Prologo

Circola da un po’ tempo una storiella, ripresa diversi anni fa dallo scrittore americano David Foster Wallace. La storiella narra di due giovani pesci che nuotano sereni e spensierati. A un certo punto incontrano un pesce più anziano proveniente dalla direzione opposta. Questo fa un cenno di saluto e dice: «Salve ragazzi! Com’è l’acqua oggi?». I due giovani pesci proseguono per un po’ finché, arrestandosi di colpo, uno guarda l’altro e stupito si domanda: «Acqua? Che cos’è l’acqua?».

La morale è prevedibile, ma non banale. Talvolta non ci si rende conto delle cose più ovvie. Si dà per scontato ciò che ci sta intorno, a patto di esserne coscienti. Molti aspetti del vivere quotidiano, proprio perché presenti da sempre sullo sfondo dell’esistenza, ci sono sconosciuti, diventano pressoché invisibili. Eppure, il contesto che fa da sfondo a ogni esperienza umana agisce silenziosamente sul determinarsi di quel­l’espe­rienza. Il punto è che non ne siamo pienamente consapevoli. L’acqua è tanta e ci siamo dentro da un bel po’ di tempo. Anche Einstein ebbe a dire un giorno: «Che ne sa un pesce dell’acqua in cui nuota per tutta la vita?».

È con questo interrogativo che la vicenda intellettuale descritta in questo libro si può dire abbia avuto inizio. Se l’acqua, in fondo, è il medium in cui nuotano i due giovani pesci, cosa ne sappiamo noi dei media in cui conduciamo le nostre esistenze? La domanda è retorica e nasconde una premessa. La sfera dei media che ci circonda è per molti versi imper­cettibile, perché scontata; così come impercettibile e scontata è l’acqua per i due giovani pesci. Se vogliamo conoscere qualcosa di più di questa impercettibile presenza, è necessario iniziare a sviluppare una coscienza nuova nel modo di pensare i media attorno a noi. Non si tratta banalmente di imparare a conoscerli o usarli, bensì a convivere con essi e ad abitare al loro interno. Piuttosto che considerare i media dei meri strumenti, da usare bene o male, è necessario pensarli per quello che realmente sono, degli ambienti; gli ambienti all’interno dei quali conduciamo le nostre esistenze; gli ambienti in cui si formano le nostre esperienze.
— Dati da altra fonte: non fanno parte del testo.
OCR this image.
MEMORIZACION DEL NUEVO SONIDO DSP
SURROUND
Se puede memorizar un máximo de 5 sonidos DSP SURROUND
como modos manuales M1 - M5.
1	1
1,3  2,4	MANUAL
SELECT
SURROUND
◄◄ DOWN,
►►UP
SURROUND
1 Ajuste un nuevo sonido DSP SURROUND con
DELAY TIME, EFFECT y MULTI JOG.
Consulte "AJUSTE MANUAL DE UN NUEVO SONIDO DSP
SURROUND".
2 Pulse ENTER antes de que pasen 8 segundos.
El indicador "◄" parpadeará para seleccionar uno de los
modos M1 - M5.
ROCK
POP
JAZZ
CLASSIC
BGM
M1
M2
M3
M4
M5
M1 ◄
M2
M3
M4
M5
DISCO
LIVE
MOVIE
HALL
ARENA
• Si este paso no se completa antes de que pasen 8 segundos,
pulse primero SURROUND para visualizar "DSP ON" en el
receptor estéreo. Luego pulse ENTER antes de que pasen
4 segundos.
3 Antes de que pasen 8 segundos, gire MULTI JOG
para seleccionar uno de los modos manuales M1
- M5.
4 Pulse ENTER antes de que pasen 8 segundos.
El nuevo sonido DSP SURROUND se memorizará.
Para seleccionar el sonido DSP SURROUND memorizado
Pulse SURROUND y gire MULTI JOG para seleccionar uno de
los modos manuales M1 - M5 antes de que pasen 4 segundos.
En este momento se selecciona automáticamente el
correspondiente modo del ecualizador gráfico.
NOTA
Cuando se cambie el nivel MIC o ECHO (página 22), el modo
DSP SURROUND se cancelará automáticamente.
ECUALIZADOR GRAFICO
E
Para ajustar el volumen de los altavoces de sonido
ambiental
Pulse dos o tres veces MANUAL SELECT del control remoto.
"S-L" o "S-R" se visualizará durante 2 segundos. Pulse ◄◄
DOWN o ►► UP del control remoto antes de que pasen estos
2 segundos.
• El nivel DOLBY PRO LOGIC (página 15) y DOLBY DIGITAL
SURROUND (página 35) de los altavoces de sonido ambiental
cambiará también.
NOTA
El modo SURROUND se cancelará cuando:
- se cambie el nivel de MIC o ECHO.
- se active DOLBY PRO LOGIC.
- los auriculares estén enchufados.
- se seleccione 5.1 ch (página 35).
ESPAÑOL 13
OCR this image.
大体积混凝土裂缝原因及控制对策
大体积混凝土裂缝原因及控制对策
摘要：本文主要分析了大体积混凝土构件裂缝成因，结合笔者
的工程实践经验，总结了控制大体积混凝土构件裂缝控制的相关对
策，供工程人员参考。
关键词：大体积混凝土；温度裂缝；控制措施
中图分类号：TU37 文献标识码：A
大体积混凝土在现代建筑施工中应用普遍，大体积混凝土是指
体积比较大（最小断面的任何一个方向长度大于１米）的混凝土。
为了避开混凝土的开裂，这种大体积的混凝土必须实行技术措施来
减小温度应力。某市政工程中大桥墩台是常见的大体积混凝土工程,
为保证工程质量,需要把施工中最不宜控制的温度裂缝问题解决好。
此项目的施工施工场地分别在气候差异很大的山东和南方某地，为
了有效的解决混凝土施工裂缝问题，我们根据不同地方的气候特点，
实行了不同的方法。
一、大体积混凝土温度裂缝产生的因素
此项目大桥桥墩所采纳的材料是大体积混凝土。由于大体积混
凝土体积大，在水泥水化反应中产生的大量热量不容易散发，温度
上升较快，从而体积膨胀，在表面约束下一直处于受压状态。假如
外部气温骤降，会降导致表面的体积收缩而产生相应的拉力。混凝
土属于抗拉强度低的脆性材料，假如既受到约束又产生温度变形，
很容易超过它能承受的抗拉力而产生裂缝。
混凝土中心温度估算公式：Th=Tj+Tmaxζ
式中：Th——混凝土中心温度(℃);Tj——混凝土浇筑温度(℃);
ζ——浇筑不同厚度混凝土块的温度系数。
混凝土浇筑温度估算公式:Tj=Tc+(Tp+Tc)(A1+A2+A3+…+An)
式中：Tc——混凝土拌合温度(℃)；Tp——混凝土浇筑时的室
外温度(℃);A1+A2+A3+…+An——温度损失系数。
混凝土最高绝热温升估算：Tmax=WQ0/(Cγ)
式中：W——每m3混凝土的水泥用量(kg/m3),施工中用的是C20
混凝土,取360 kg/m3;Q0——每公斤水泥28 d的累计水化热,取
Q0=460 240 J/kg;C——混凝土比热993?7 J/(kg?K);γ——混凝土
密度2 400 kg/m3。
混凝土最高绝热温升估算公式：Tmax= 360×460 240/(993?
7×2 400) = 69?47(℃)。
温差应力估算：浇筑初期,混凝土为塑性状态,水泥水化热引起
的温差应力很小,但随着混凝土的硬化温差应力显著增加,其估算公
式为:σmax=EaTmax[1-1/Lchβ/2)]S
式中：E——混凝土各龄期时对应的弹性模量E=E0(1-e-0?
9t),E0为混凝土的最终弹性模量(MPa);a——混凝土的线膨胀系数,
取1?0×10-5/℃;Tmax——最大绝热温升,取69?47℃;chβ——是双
Quasi tutto ciò che pensiamo e sentiamo accade infatti all’interno dell’ambiente dei media. L’esperienza della quotidianità ha luogo in essi. Che lo si voglia o no, che ne siamo consapevoli o meno, agiamo e viviamo all’interno dei media; essi costituiscono il nostro ambiente. Ciò non significa che la nostra vita è determinata dai media, piuttosto con essi costantemente interagisce e si trasforma, in un processo di reciproca influenza. I media sono in sostanza il nostro habitat, la forma concreta di quella rete invisibile e complessa che è l’ecosistema umano. Pensare i media in questi termini significa accettare l’idea che esista un’ecologia dei media con cui abbiamo quotidianamente a che fare.
Negli anni Sessanta, il canadese Marshall McLuhan, tra i precursori del­la tradizione di pensiero raccontata attraverso le pagine di questo libro, ebbe anch’egli a dire la sua sulla storiella dei pesci e dell’acqua, aggiun­gendo un pizzico di provocazione in più: «Un pesce non sa che cos’è l’acqua finché non scopre l’aria». Ebbene, l’ecologia dei media intende proprio condurre a questo tipo di scoperta. Una scoperta mai acquisita una volta per tutte, bensì in continuo divenire; che assume perciò la forma di un’esplorazione consapevole dei tratti più profondi della cultura umana.

Adottare l’approccio ecologico allo studio dei media, ovvero pensare i media in quanto ambienti mi auguro possa rappresentare per chi si accinge a leggere questo testo – studenti, studiosi, o semplici appassionati – l’avvio di una nuova esplorazione condotta con la consapevolezza di far parte di un più ampio sistema – umano, culturale, sociale, naturale – sempre aperto, di­namico, complesso e perciò oltremodo affascinante e stimolante. L’eco­lo­gia dei media intende infatti promuovere questo tipo di coscienza sistemica che sta alla base dell’approccio ecologico.

Vivere nei media con questa consapevolezza significa riconoscere il gioco delle parti con cui siamo chiamati a fare i conti. Sia chiaro, le regole del gioco le stabilisce l’uomo in virtù di quel continuo processo di trasformazione sociale e culturale che è connaturato all’esistenza umana. E questo testo, nel tentativo di presentare gli autori, le idee e i concetti chiave dell’ecologia dei media, costituisce in fondo solo un ulteriore passo per comprendere tali regole. Ma una volta iniziata questa partita, non si può far altro che giocare, con i media, nei media.